Der Musiker Paul Purgas hat in Indien nach einem alten Synthesizer gesucht – und fand ein bedeutendes Klangarchiv. In einer Dokumentation räumt er mit dem Irrglauben auf, die frühe elektronische Musik sei nur in Europa und Nordamerika entstanden.

Nichts vermag einen so verlässlich in eine retro-utopische Welt zu versetzen wie der Klang früher elektronischer Musik. Und auch die damit verbundenen Stereotypen gehen zurück in die Zeit ihrer Erschaffung.

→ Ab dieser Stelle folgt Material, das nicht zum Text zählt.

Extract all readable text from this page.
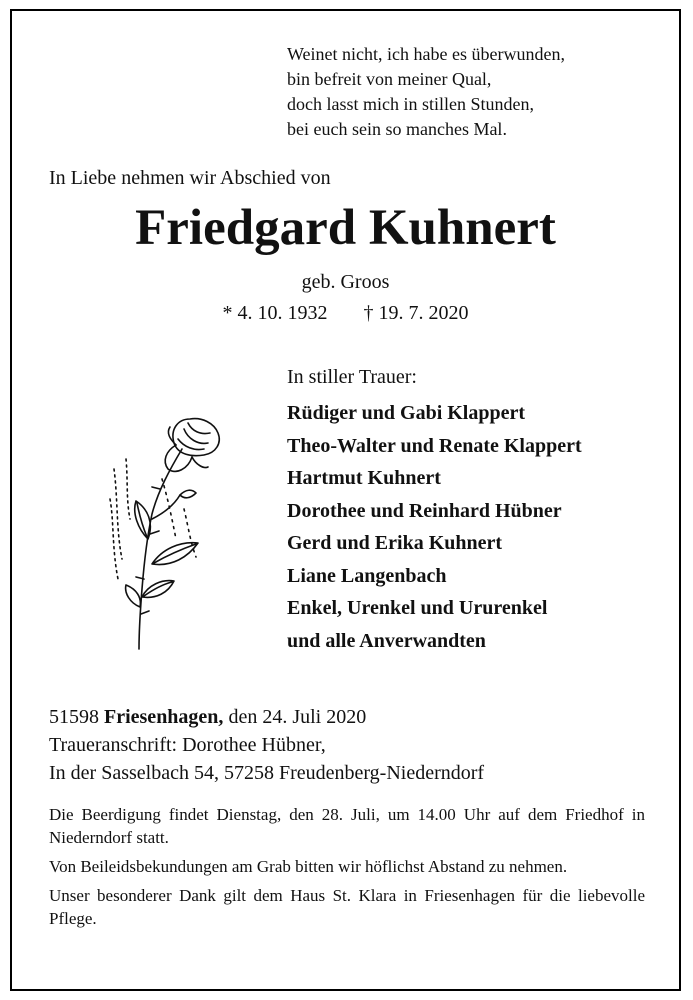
Weinet nicht, ich habe es überwunden,
bin befreit von meiner Qual,
doch lasst mich in stillen Stunden,
bei euch sein so manches Mal.
In Liebe nehmen wir Abschied von
Friedgard Kuhnert
geb. Groos
* 4. 10. 1932 † 19. 7. 2020
In stiller Trauer:
Rüdiger und Gabi Klappert
Theo-Walter und Renate Klappert
Hartmut Kuhnert
Dorothee und Reinhard Hübner
Gerd und Erika Kuhnert
Liane Langenbach
Enkel, Urenkel und Ururenkel
und alle Anverwandten
51598 Friesenhagen, den 24. Juli 2020
Traueranschrift: Dorothee Hübner,
In der Sasselbach 54, 57258 Freudenberg-Niederndorf

Die Beerdigung findet Dienstag, den 28. Juli, um 14.00 Uhr auf dem Friedhof in Niederndorf statt.

Von Beileidsbekundungen am Grab bitten wir höflichst Abstand zu nehmen.

Unser besonderer Dank gilt dem Haus St. Klara in Friesenhagen für die liebevolle Pflege.
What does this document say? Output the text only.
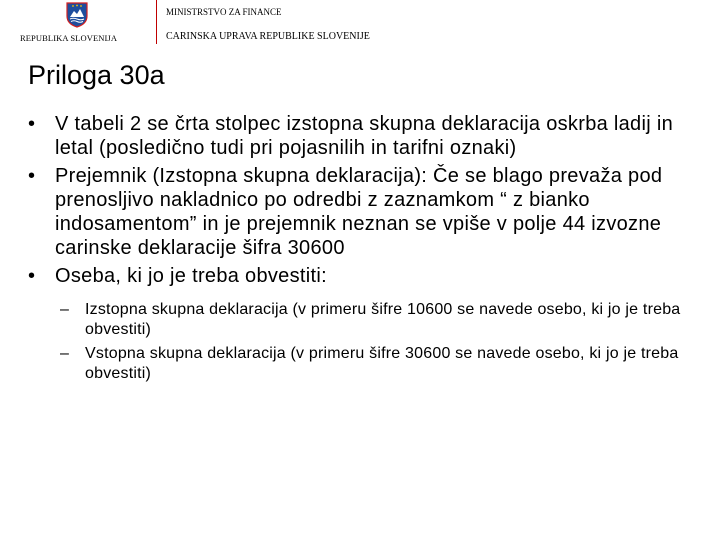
REPUBLIKA SLOVENIJA
MINISTRSTVO ZA FINANCE
CARINSKA UPRAVA REPUBLIKE SLOVENIJE
Priloga 30a
• V tabeli 2 se črta stolpec izstopna skupna deklaracija oskrba ladij in letal (posledično tudi pri pojasnilih in tarifni oznaki)
• Prejemnik (Izstopna skupna deklaracija): Če se blago prevaža pod prenosljivo nakladnico po odredbi z zaznamkom “ z bianko indosamentom” in je prejemnik neznan se vpiše v polje 44 izvozne carinske deklaracije šifra 30600
• Oseba, ki jo je treba obvestiti:
– Izstopna skupna deklaracija (v primeru šifre 10600 se navede osebo, ki jo je treba obvestiti)
– Vstopna skupna deklaracija (v primeru šifre 30600 se navede osebo, ki jo je treba obvestiti)
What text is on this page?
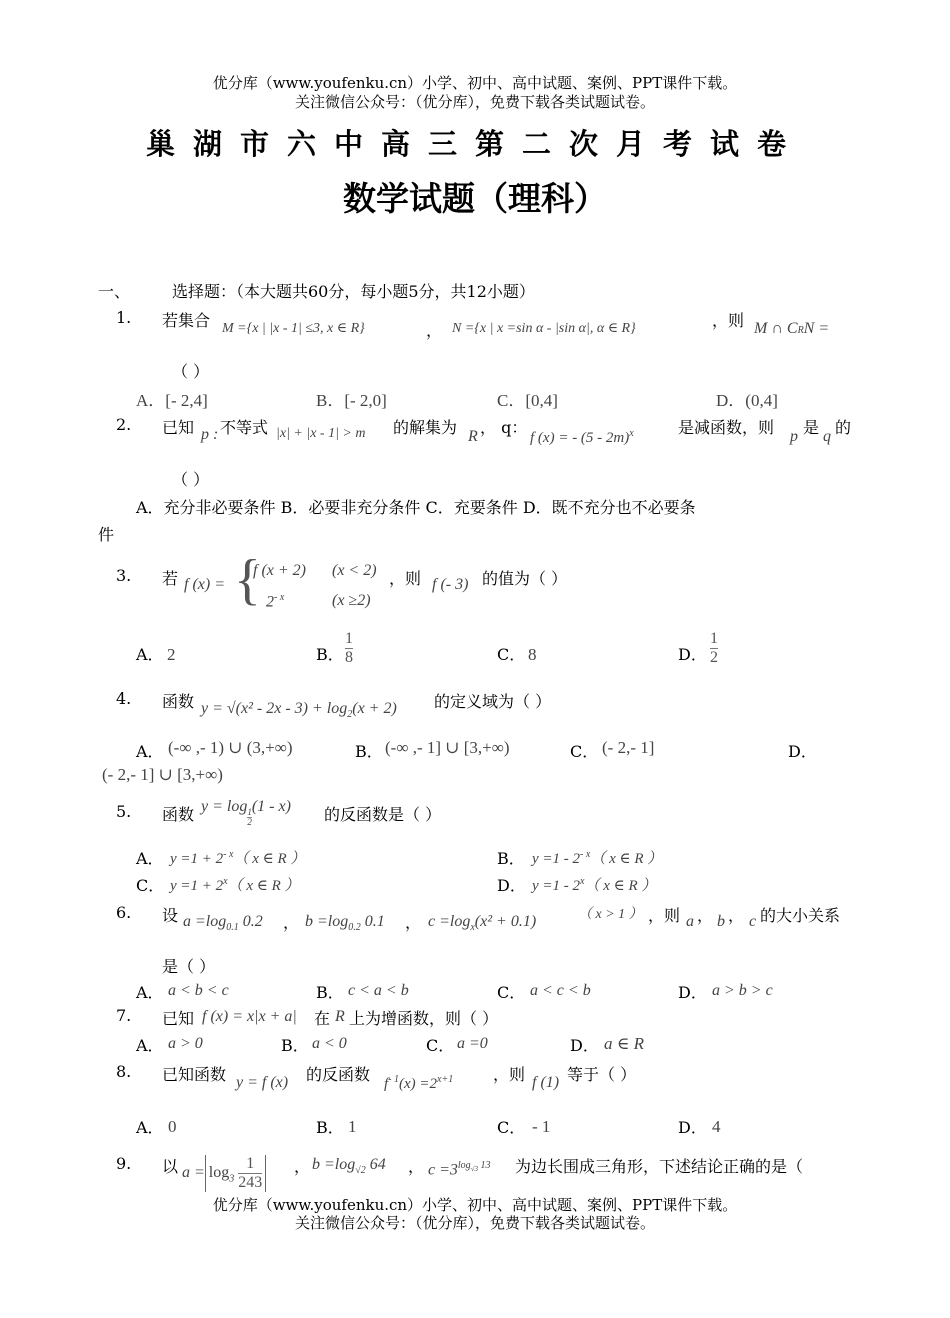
优分库（www.youfenku.cn）小学、初中、高中试题、案例、PPT课件下载。
关注微信公众号：（优分库），免费下载各类试题试卷。
巢湖市六中高三第二次月考试卷
数学试题（理科）
一、	选择题：（本大题共60分，每小题5分，共12小题）
1. 若集合 M ={x | |x - 1| ≤3, x ∈ R}	， N ={x | x =sin α - |sin α|, α ∈ R}	，则 M ∩ CRN =
（ ）
A．[- 2,4]	B．[- 2,0]	C．[0,4]	D．(0,4]
2. 已知 p : 不等式 |x| + |x - 1| > m 的解集为 R ， q：
f (x) = - (5 - 2m)$^x$	是减函数，则 p 是 q 的
（ ）
A．充分非必要条件 B．必要非充分条件 C．充要条件 D．既不充分也不必要条
件
3. 若 f (x) = {
f (x + 2) (x < 2)
$2^{- x}$	(x ≥2)
，则 f (- 3) 的值为（ ）
A． 2	B． $\frac{1}{8}$	C． 8	D． $\frac{1}{2}$
4. 函数 $y = √(x^2 - 2x - 3) + \log_2(x + 2)$ 的定义域为（ ）
A． (-∞ ,- 1) ∪ (3,+∞)	B． (-∞ ,- 1] ∪ [3,+∞)	C． (- 2,- 1]	D．
(- 2,- 1] ∪ [3,+∞)
5. 函数 y = log
$\frac{1}{2}$
(1 - x) 的反函数是（ ）
A． $y =1 + 2^{- x}$（ x ∈ R ）	B． $y =1 - 2^{- x}$（ x ∈ R ）
C． $y =1 + 2^x$（ x ∈ R ）	D． y =1 - 2$^x$（ x ∈ R ）
6. 设 $a =\log_{0.1}$ 0.2 ， $b =\log_{0.2}$ 0.1 ， $c =\log_x(x^2 + 0.1)$	（ x > 1 ） ，则 a ， b ， c 的大小关系
是（ ）
A． a < b < c	B． c < a < b	C． a < c < b	D． a > b > c
7. 已知 f (x) = x|x + a| 在 R 上为增函数，则（ ）
A． a > 0	B． a < 0	C． a =0	D． a ∈ R
8. 已知函数 y = f (x) 的反函数 $f^{- 1}(x) =2^{x+1}$ ，则 f (1) 等于（ ）
A． 0	B． 1	C． - 1	D． 4
9. 以 $a = \log_3 \frac{1}{243}$ ， $b =\log_{√2}$ 64 ， $c =3^{log_{√3} 13}$ 为边长围成三角形，下述结论正确的是（
优分库（www.youfenku.cn）小学、初中、高中试题、案例、PPT课件下载。
关注微信公众号：（优分库），免费下载各类试题试卷。
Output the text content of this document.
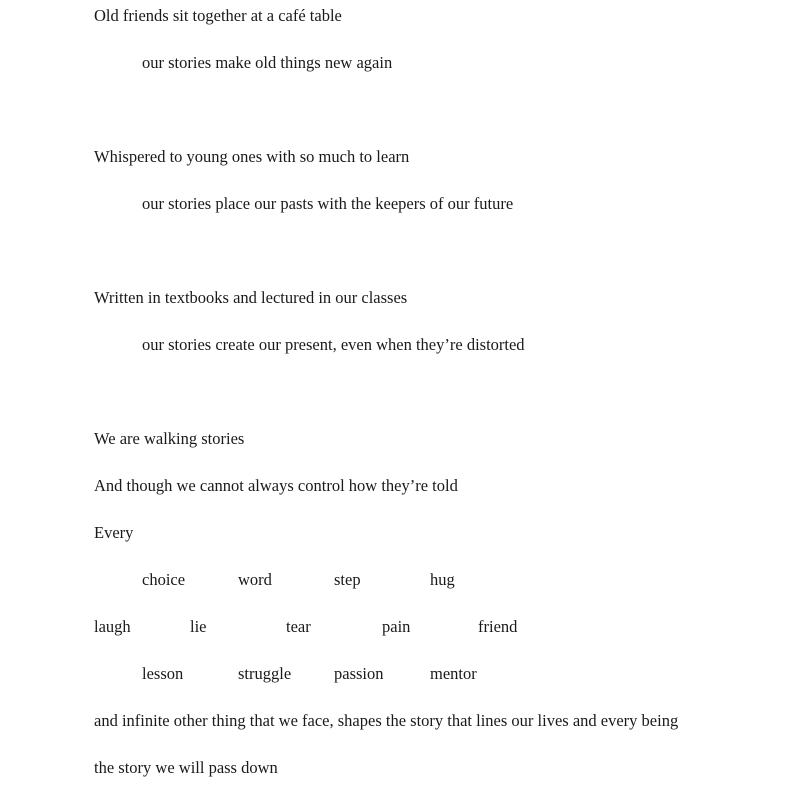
Old friends sit together at a café table
our stories make old things new again
Whispered to young ones with so much to learn
our stories place our pasts with the keepers of our future
Written in textbooks and lectured in our classes
our stories create our present, even when they’re distorted
We are walking stories
And though we cannot always control how they’re told
Every
choice	word	step	hug
laugh	lie	tear	pain	friend
lesson	struggle	passion	mentor
and infinite other thing that we face, shapes the story that lines our lives and every being
the story we will pass down
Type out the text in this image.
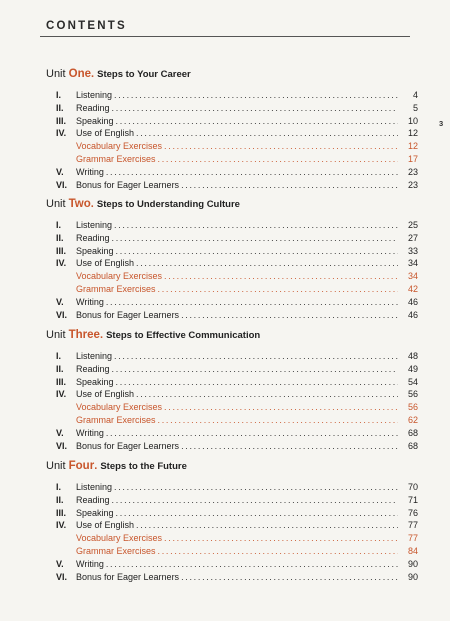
CONTENTS
3
Unit One. Steps to Your Career
I.	Listening . . .	4
II.	Reading . . .	5
III.	Speaking . . .	10
IV.	Use of English . . .	12
Vocabulary Exercises . . .	12
Grammar Exercises . . .	17
V.	Writing . . .	23
VI. Bonus for Eager Learners . . .	23
Unit Two. Steps to Understanding Culture
I.	Listening . . .	25
II.	Reading . . .	27
III.	Speaking . . .	33
IV.	Use of English . . .	34
Vocabulary Exercises . . .	34
Grammar Exercises . . .	42
V.	Writing . . .	46
VI. Bonus for Eager Learners . . .	46
Unit Three. Steps to Effective Communication
I.	Listening . . .	48
II.	Reading . . .	49
III.	Speaking . . .	54
IV.	Use of English . . .	56
Vocabulary Exercises . . .	56
Grammar Exercises . . .	62
V.	Writing . . .	68
VI. Bonus for Eager Learners . . .	68
Unit Four. Steps to the Future
I.	Listening . . .	70
II.	Reading . . .	71
III.	Speaking . . .	76
IV.	Use of English . . .	77
Vocabulary Exercises . . .	77
Grammar Exercises . . .	84
V.	Writing . . .	90
VI. Bonus for Eager Learners . . .	90
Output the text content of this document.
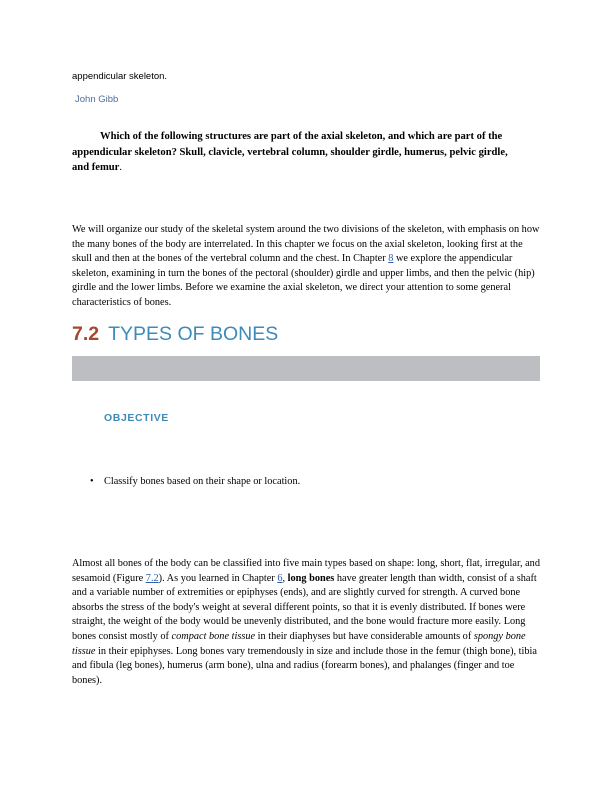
appendicular skeleton.
John Gibb
Which of the following structures are part of the axial skeleton, and which are part of the appendicular skeleton? Skull, clavicle, vertebral column, shoulder girdle, humerus, pelvic girdle, and femur.
We will organize our study of the skeletal system around the two divisions of the skeleton, with emphasis on how the many bones of the body are interrelated. In this chapter we focus on the axial skeleton, looking first at the skull and then at the bones of the vertebral column and the chest. In Chapter 8 we explore the appendicular skeleton, examining in turn the bones of the pectoral (shoulder) girdle and upper limbs, and then the pelvic (hip) girdle and the lower limbs. Before we examine the axial skeleton, we direct your attention to some general characteristics of bones.
7.2 TYPES OF BONES
OBJECTIVE
• Classify bones based on their shape or location.
Almost all bones of the body can be classified into five main types based on shape: long, short, flat, irregular, and sesamoid (Figure 7.2). As you learned in Chapter 6, long bones have greater length than width, consist of a shaft and a variable number of extremities or epiphyses (ends), and are slightly curved for strength. A curved bone absorbs the stress of the body's weight at several different points, so that it is evenly distributed. If bones were straight, the weight of the body would be unevenly distributed, and the bone would fracture more easily. Long bones consist mostly of compact bone tissue in their diaphyses but have considerable amounts of spongy bone tissue in their epiphyses. Long bones vary tremendously in size and include those in the femur (thigh bone), tibia and fibula (leg bones), humerus (arm bone), ulna and radius (forearm bones), and phalanges (finger and toe bones).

Erst in der jüngeren Vergangenheit hat die Geschichtsschreibung sich damit vertraut gemacht, was für einen großen Anteil etwa Frauen an jener Pionierzeit hatten. Die Hand, die hier vor dem geistigen Auge an den Knöpfen eines vorsintflutlichen Synthesizers dreht, stellt man sich wohl als eine weiße, europäische vor. Aber diese Geschichte spielt ganz woanders.

„Als ich nach Indien kam, beschloss ich, im National Institute of Design die Bibliotheksarchive zu durchwühlen. Dort entdeckte ich diese Tonbänder, sah darauf sofort den Namen David Tudor, aber auch die fünf anderer Komponisten, Inder, die den Moog und dieses elektronische Musikstudio verwendeten,“ erinnert sich Paul Purgas.

Ein alter Synthesizer, eingemottet im Tierheim
Der britische Musiker und Performancekünstler, Historiker und Journalist Paul Purgas hat seine Forschungen in den Archiven des indischen National Institute of Design für die BBC in einer erhellenden Radio-Doku „Electronic India“ zusammengefasst.

Purgas hat selbst indische Wurzeln und befasst sich intensiv mit den Werken früher elektronischer Musikerinnen und Musiker wie dem erwähnten Amerikaner David Tudor, einem Gefährten von John Cage. Als er 2018 erfuhr, dass Tudor Ende der Sechzigerjahre mit einem frühen, von Robert Moog konstruierten Synthesizer nach Indien gefahren war, beschloss er, dieser Geschichte hinterherzureisen.

Purgas sollte den alten Synthesizer finden, eingemottet in einem Tierheim. Vor allem aber fand er wertvolle, aus den Jahren 1969 bis 1973 stammende Tondokumente aus Indiens vergessenem Electronic Music Workshop.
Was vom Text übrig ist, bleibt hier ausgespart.